1 なかなか知財の良い話題はありませんね。しかも,最高裁のHPで,知財判決の更新もありませんし~。

 ということで,少し前に読み終えた首記の本の紹介で行きましょう。

 首記の本は,ビジネス書でベストセラーを続けている,ま話題の本です。
 そのせいか,データサイエンティストとかいう,よくわからないインチキ臭い職業にスポットも当たるようになっております。この本の帯にも書いておりますが,「これからの10年で最もセクシーな職業は統計家だろう」,らしいです。
 ですが,男でセクシーな職業っつったら,AV男優に決まっております。特にtokyo hotの所謂汁男優がこれからの10年でも最もセクシーな職業なんじゃないですかね~♪なーんて書いたら,また某大阪市長のように,女性を性の対象としか捉えてないとか,ヤーヤー言われそうですね。

 ただ,はっきり言いますが,私は女性を性の対象としか捉えたことがありません。つーか,更にもっと身も蓋も無いことを言うと,そういう女好きの私でも,本当に好きなのは女体だけであって,女そのものは別に好きじゃないのですね。ま,人は嫌いだけど,金は好きだというパターンと同じです(これも私に当てはまりますが。)。

2 おっと,かなり議題から逸れてしまいましたが(いつものことですが。),こういう本は,経験上外れが少ないのですが,この本もまあ買って読んで損はないかなという気がします。

 ただ,これを読んでいると,既読感が凄くしたのですね(この手の本を初めて読んだ方には関係ないかもしれません。)。
 何に似ているかというと,全体的なトーンは,「まぐれ」(ナシーム・ニコラス・タレブ著)に同じです。つまり,数理的,統計的な話を実際の下世話な問題とうまく絡め,その可能性と限界を語る,という所です。
 そして,個別具体的な統計学の話について,「統計思考力」(神永正博著)の打ち出しかたとよく似ています。

 勿論,上に紹介した二冊の本と,首記のベストセラーは違うところがあるのは当然ですが,話の面白さは,「まぐれ」の方が上ですし,統計学の具体的な説明についても「統計思考力」の方がわかりやすいです(首記の本は数学的な話の説明が下手。
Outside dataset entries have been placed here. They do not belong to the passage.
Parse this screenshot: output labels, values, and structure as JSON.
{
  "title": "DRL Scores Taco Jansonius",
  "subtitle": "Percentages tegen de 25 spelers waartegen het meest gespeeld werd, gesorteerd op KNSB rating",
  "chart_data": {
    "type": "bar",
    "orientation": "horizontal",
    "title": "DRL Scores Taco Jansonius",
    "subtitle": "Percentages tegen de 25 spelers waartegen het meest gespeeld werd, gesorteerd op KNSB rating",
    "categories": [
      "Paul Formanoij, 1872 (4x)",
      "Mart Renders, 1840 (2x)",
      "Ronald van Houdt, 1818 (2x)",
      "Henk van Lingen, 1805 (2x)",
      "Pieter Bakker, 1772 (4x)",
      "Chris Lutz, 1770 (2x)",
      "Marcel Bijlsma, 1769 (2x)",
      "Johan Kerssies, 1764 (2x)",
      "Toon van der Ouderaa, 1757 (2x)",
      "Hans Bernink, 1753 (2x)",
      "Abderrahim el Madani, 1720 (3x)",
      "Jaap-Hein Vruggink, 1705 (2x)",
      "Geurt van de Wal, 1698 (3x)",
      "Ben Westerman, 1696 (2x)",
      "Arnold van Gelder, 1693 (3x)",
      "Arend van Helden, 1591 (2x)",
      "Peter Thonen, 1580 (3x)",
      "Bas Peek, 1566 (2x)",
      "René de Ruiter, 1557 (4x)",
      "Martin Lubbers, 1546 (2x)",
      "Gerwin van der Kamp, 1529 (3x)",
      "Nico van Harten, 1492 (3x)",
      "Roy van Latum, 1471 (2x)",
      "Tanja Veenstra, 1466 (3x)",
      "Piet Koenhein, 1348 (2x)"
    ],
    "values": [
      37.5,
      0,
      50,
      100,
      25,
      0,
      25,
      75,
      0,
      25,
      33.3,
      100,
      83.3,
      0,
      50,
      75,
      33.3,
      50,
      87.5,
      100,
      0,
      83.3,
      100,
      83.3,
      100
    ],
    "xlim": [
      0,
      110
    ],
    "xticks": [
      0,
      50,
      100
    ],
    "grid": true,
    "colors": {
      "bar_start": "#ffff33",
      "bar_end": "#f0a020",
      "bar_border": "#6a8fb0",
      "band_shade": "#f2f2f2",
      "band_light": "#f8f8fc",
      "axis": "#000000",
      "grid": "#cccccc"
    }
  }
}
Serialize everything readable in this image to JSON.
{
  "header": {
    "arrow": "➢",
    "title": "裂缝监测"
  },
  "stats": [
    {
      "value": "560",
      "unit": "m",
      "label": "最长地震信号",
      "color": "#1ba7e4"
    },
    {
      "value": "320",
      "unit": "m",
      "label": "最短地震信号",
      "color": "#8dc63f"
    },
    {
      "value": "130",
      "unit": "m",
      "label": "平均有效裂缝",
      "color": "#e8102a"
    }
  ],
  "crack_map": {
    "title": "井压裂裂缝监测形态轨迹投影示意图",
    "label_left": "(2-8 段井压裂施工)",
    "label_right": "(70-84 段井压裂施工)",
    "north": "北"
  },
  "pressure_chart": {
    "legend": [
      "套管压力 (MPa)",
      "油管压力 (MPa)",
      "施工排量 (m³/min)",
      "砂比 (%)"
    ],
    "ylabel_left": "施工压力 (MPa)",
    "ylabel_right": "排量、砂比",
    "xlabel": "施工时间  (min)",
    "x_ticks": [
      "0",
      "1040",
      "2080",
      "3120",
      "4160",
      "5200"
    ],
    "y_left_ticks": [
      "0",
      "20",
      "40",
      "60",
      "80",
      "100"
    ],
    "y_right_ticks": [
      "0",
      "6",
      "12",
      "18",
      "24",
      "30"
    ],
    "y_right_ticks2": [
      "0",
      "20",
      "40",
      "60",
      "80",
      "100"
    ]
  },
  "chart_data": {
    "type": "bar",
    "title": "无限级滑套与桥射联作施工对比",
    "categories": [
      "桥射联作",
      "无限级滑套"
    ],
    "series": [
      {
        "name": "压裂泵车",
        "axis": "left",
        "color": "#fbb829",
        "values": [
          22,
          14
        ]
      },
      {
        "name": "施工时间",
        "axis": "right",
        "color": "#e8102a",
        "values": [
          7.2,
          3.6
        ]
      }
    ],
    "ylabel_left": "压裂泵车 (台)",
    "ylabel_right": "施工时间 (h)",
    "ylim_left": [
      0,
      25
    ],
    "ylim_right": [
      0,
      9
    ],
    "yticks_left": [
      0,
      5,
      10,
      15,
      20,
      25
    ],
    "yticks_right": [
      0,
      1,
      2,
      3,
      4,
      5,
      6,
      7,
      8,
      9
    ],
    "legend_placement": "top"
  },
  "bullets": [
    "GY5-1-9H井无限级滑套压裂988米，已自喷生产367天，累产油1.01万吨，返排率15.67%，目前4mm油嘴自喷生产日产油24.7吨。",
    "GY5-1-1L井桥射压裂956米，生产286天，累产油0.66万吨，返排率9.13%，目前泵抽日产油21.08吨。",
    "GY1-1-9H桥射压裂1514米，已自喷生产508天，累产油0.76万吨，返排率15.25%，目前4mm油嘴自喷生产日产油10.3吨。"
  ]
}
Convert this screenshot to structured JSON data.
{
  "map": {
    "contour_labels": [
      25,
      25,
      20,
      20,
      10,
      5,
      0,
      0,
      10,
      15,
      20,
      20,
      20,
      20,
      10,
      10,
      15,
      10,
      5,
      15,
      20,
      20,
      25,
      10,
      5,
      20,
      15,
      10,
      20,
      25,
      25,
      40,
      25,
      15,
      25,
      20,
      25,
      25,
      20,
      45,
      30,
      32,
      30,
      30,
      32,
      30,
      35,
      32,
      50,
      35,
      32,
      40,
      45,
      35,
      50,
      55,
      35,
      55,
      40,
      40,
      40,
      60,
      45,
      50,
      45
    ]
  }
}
)。

 ですので,あ,今流行っているデータサイエンティストとかデータマイニングとかどういうことなんだろう,って知りたい人には実によい本だとは思うのですが,ある程度その手の話を知っている人には,物足りない上に退屈だと思います。

 じゃあ何故売れているかというと,これはタイトルなんでしょうね。「統計学が最強の学問である」って,センセーショナルじゃないですか~♪
 「inagawarawが最強の弁護士である」って打ち出したら~?♪ま,こういう例を見ると目も覚めるんじゃないですかな。ね,そんなわけねえだろうってことに。

 ですので,これはネーミングの勝利ですね。

 あと,また議題から逸れますが,最強の学問は,統計学ではありませんよ。それは物理学です。私は物理帝国主義者なので,当然ですが,いやあ物理からすると,殆どの学問って,それって学問の名に相応しいのか,エー,言ってみろ,コラ,って感じです。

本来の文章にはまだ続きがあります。